The UNA-BC worked with the Masjid Ikhlas Mosque this September, and were led by Amy Bryant to help provide discounted internet access to Afghan refugees in the Denver area. Through a federal program - the Affordable Connectivity Program- , about 175 refugees were given access to Wi-Fi, technology, and phone service discounts. These resources can often be expensive and inaccessible, especially to marginalized groups; UNA-BC was honored to help make these necessities more feasible. At the two day event, we interacted with a variety of individuals, many with young kids, who all took the time to help one another communicate and sign-up - engaging with this community was touching. Like the broader UN, UNA-BC strives to make intercultural connections, focus on bettering livelihoods, and make community impacts; the ACP event embodied our values perfectly.

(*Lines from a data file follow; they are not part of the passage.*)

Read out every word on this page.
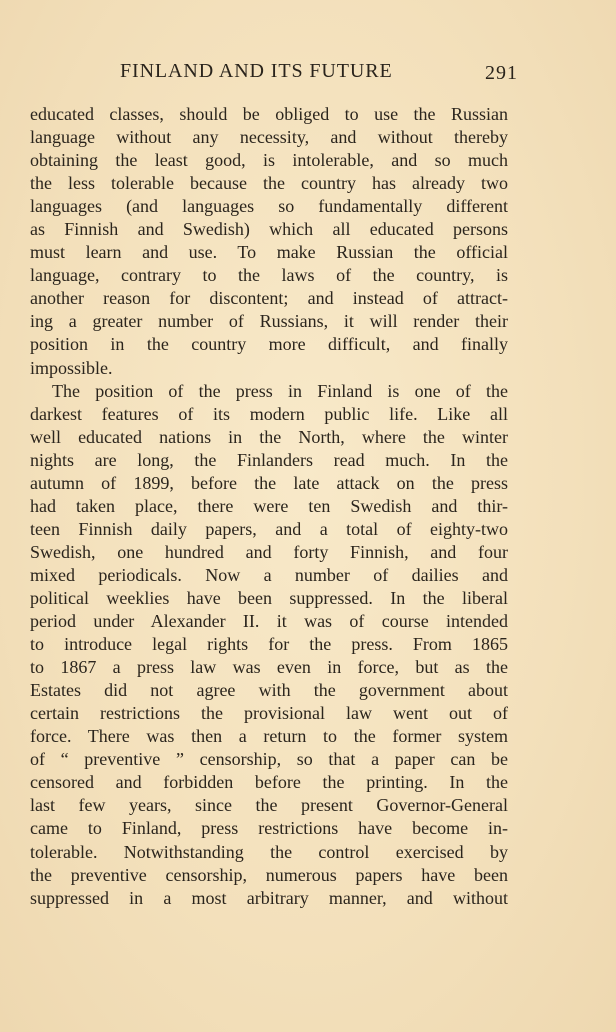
FINLAND AND ITS FUTURE	291
educated classes, should be obliged to use the Russian
language without any necessity, and without thereby
obtaining the least good, is intolerable, and so much
the less tolerable because the country has already two
languages (and languages so fundamentally different
as Finnish and Swedish) which all educated persons
must learn and use. To make Russian the official
language, contrary to the laws of the country, is
another reason for discontent; and instead of attract-
ing a greater number of Russians, it will render their
position in the country more difficult, and finally
impossible.
The position of the press in Finland is one of the
darkest features of its modern public life. Like all
well educated nations in the North, where the winter
nights are long, the Finlanders read much. In the
autumn of 1899, before the late attack on the press
had taken place, there were ten Swedish and thir-
teen Finnish daily papers, and a total of eighty-two
Swedish, one hundred and forty Finnish, and four
mixed periodicals. Now a number of dailies and
political weeklies have been suppressed. In the liberal
period under Alexander II. it was of course intended
to introduce legal rights for the press. From 1865
to 1867 a press law was even in force, but as the
Estates did not agree with the government about
certain restrictions the provisional law went out of
force. There was then a return to the former system
of “ preventive ” censorship, so that a paper can be
censored and forbidden before the printing. In the
last few years, since the present Governor-General
came to Finland, press restrictions have become in-
tolerable. Notwithstanding the control exercised by
the preventive censorship, numerous papers have been
suppressed in a most arbitrary manner, and without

Federal programs such as ACP and Lifeline seek to aid populations who struggle due to language barriers, income restrictions, and the hurdles that come with change. In a more globalized, digital world, providing disenfranchised groups with increased access to internet helps greatly with educational, work, connection, and health opportunities. Nations such as Afghanistan are continually suffering from conflict, poverty, COVID-19 dilemmas, and resource insecurities. Providing for refugee communities and helping to procure peace in tumultuous times, in any way that we can, is both important and impactful.

Thank you to everyone who attended the ACP sign-up event, and especially to Amy for organizing it. In the future, UNA-BC would like to potentially host a similar event at different Mosques and communities in the Denver area.